Look at the managerial culture that exists, and consider to what extent this supports gender disparity. Women tend to make for more empathetic, inspirational leaders, and if this isn’t an approach your organisation promotes, there’s an added barrier to entry.
It’s widely believed that male leaders can take a lot from the female approach, so look at leadership programmes for all senior staff that empower them to become more effective in their roles. With a wider variety of leadership styles encouraged, you’ll break down assumptions on the qualities required for promotion.
Sponsorship, in particular, has predominantly favoured the male workforce, meaning men have progressed significantly quicker than women. To level things out, there needs to be a concerted effort to ensure anyone with potential is advocated for, regardless of gender.
Having dedicated programmes in place helps remove any unconscious favouritism, and allows more beneficial relationships to evolve beyond the confines of gender.
Progressive companies understand that the nine-to-five office routine is restrictive to the extent that it negatively impacts employee engagement – and that subsequently, flexibility is of benefit. So it makes sense to shift your current working culture.

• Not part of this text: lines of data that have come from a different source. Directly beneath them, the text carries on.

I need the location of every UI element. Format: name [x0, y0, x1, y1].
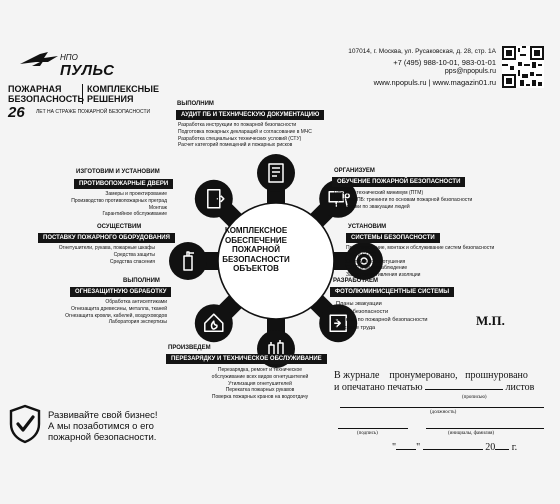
- sheet-count-field[interactable]: [425, 389, 503, 390]
- center-label: КОМПЛЕКСНОЕ ОБЕСПЕЧЕНИЕ ПОЖАРНОЙ БЕЗОПАСНОСТИ ОБЪЕКТОВ: [222, 226, 290, 273]
- promo-line: А мы позаботимся о его: [48, 421, 154, 432]
- list-item: Лаборатория экспертизы: [108, 319, 167, 326]
- company-email: pps@npopuls.ru: [444, 68, 496, 75]
- list-item: Утилизация огнетушителей: [228, 380, 292, 387]
- list-item: Практика ПБ: тренинги по основам пожарной безопасности: [334, 196, 473, 203]
- promo-line: Развивайте свой бизнес!: [48, 410, 158, 421]
- year-suffix: г.: [511, 442, 518, 453]
- list-item: обслуживание всех видов огнетушителей: [211, 373, 309, 380]
- recharge-heading: ПРОИЗВЕДЕМ: [168, 345, 211, 351]
- year-prefix: 20: [485, 442, 496, 453]
- photolum-heading: РАЗРАБОТАЕМ: [333, 278, 378, 284]
- company-phones: +7 (495) 988-10-01, 983-01-01: [393, 58, 496, 67]
- audit-title-bar: АУДИТ ПБ И ТЕХНИЧЕСКУЮ ДОКУМЕНТАЦИЮ: [176, 110, 324, 120]
- list-item: Замер сопротивления изоляции: [346, 272, 421, 279]
- gear-node: [195, 180, 233, 218]
- list-item: Производство противопожарных преград: [71, 197, 167, 204]
- stamp-place-label: М.П.: [476, 313, 505, 328]
- doors-heading: ИЗГОТОВИМ И УСТАНОВИМ: [76, 169, 160, 175]
- signature-field[interactable]: [338, 428, 408, 429]
- tagline-line: БЕЗОПАСНОСТЬ: [8, 94, 84, 104]
- brand-prefix: НПО: [60, 53, 78, 62]
- date-quote: ": [392, 442, 397, 453]
- list-item: Монтаж: [148, 204, 167, 211]
- month-field[interactable]: [423, 449, 483, 450]
- systems-heading: УСТАНОВИМ: [348, 224, 387, 230]
- full-name-field[interactable]: [426, 428, 544, 429]
- list-item: Разработка специальных технических условий (СТУ): [178, 135, 302, 142]
- recharge-items: [180, 367, 340, 401]
- list-item: Тренировки по эвакуации людей: [334, 203, 410, 210]
- list-item: Планы эвакуации: [336, 301, 382, 307]
- years-caption: ЛЕТ НА СТРАЖЕ ПОЖАРНОЙ БЕЗОПАСНОСТИ: [36, 109, 151, 115]
- company-websites: www.npopuls.ru | www.magazin01.ru: [373, 78, 496, 87]
- door-icon: [195, 180, 233, 218]
- caption-propis: (прописью): [462, 395, 487, 400]
- training-title-bar: ОБУЧЕНИЕ ПОЖАРНОЙ БЕЗОПАСНОСТИ: [332, 177, 465, 187]
- treatment-heading: ВЫПОЛНИМ: [123, 278, 160, 284]
- journal-text: прошнуровано: [465, 370, 528, 381]
- company-address: 107014, г. Москва, ул. Русаковская, д. 28, стр. 1А: [348, 48, 496, 55]
- list-item: Системы пожаротушения: [346, 258, 406, 265]
- list-item: и охране труда: [336, 325, 376, 331]
- list-item: Подготовка пожарных деклараций и согласование в МЧС: [178, 128, 312, 135]
- list-item: Огнезащита древесины, металла, тканей: [71, 305, 167, 312]
- list-item: Перезарядка, ремонт и техническое: [217, 367, 303, 373]
- list-item: Проектирование, монтаж и обслуживание систем безопасности: [346, 245, 495, 251]
- journal-text: пронумеровано,: [389, 370, 458, 381]
- training-items: [334, 190, 472, 210]
- years-number: 26: [8, 104, 25, 121]
- year-field[interactable]: [495, 449, 509, 450]
- list-item: Знаки безопасности: [336, 309, 389, 315]
- list-item: Средства защиты: [113, 251, 155, 258]
- photolum-title-bar: ФОТОЛЮМИНИСЦЕНТНЫЕ СИСТЕМЫ: [330, 287, 454, 297]
- list-item: Гарантийное обслуживание: [102, 211, 167, 218]
- list-item: Стенды по пожарной безопасности: [336, 317, 428, 323]
- training-heading: ОРГАНИЗУЕМ: [334, 168, 375, 174]
- caption-position: (должность): [430, 410, 457, 415]
- list-item: Поверка пожарных кранов на водоотдачу: [211, 394, 309, 401]
- position-field[interactable]: [340, 407, 544, 408]
- treatment-title-bar: ОГНЕЗАЩИТНУЮ ОБРАБОТКУ: [70, 287, 171, 297]
- house-fire-icon: [195, 304, 233, 342]
- caption-full-name: (инициалы, фамилия): [448, 431, 495, 436]
- shield-check-icon: [8, 404, 42, 444]
- audit-heading: ВЫПОЛНИМ: [177, 101, 214, 107]
- list-item: АПС и СОУЭ: [346, 251, 376, 258]
- brand-tagline-solutions: [82, 84, 159, 104]
- tagline-line: РЕШЕНИЯ: [87, 94, 134, 104]
- tagline-line: КОМПЛЕКСНЫЕ: [87, 84, 159, 94]
- journal-text: В журнале: [334, 370, 380, 381]
- list-item: Обработка антисептиками: [105, 299, 167, 305]
- list-item: Огнезащита кровли, кабелей, воздуховодов: [65, 312, 167, 319]
- list-item: Перекатка пожарных рукавов: [225, 387, 295, 394]
- photolum-items: [336, 300, 428, 332]
- list-item: Разработка инструкции по пожарной безопасности: [178, 122, 297, 128]
- date-quote: ": [416, 442, 421, 453]
- date-row: [392, 441, 560, 454]
- promo-text: [48, 410, 158, 443]
- systems-items: [346, 245, 494, 279]
- brand-tagline-fire-safety: [8, 84, 84, 104]
- audit-items: [178, 122, 312, 149]
- caption-signature: (подпись): [357, 431, 378, 436]
- equipment-heading: ОСУЩЕСТВИМ: [97, 224, 142, 230]
- doors-items: [71, 191, 167, 218]
- list-item: Огнетушители, рукава, пожарные шкафы: [58, 245, 155, 251]
- journal-text: листов: [505, 382, 535, 393]
- equipment-items: [59, 245, 155, 265]
- qr-code-icon: [502, 46, 544, 88]
- promo-line: пожарной безопасности.: [48, 432, 157, 443]
- journal-text: и опечатано печатью: [334, 382, 423, 393]
- treatment-items: [65, 299, 167, 326]
- gear-node: [257, 154, 295, 192]
- tagline-line: ПОЖАРНАЯ: [8, 84, 62, 94]
- day-field[interactable]: [396, 449, 416, 450]
- list-item: Пожарно-технический минимум (ПТМ): [334, 190, 424, 196]
- list-item: Замеры и проектирование: [105, 191, 167, 197]
- list-item: Средства спасения: [109, 258, 155, 265]
- doors-title-bar: ПРОТИВОПОЖАРНЫЕ ДВЕРИ: [74, 179, 173, 189]
- list-item: СКУД и видеонаблюдение: [346, 265, 408, 272]
- systems-title-bar: СИСТЕМЫ БЕЗОПАСНОСТИ: [346, 233, 440, 243]
- brand-name: ПУЛЬС: [60, 62, 115, 79]
- recharge-title-bar: ПЕРЕЗАРЯДКУ И ТЕХНИЧЕСКОЕ ОБСЛУЖИВАНИЕ: [166, 354, 327, 364]
- checklist-icon: [257, 154, 295, 192]
- equipment-title-bar: ПОСТАВКУ ПОЖАРНОГО ОБОРУДОВАНИЯ: [38, 233, 175, 243]
- journal-record-text-2: [334, 381, 554, 394]
- list-item: Расчет категорий помещений и пожарных рисков: [178, 142, 293, 149]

In doing so, you give women in particular greater freedom to balance their personal and professional lives. This in turn leads to increased retention and advancement of women in the workplace.
There’s no definitive blueprint for encouraging women into leadership roles, and it’s impossible to discuss every possible approach in this article.
The most important takeaways are that female leadership is of great benefit in the business world, and to achieve true diversity in the workforce, we need to partake in difficult conversations around stereotypes, bias, and years of institutionalised gender inequality.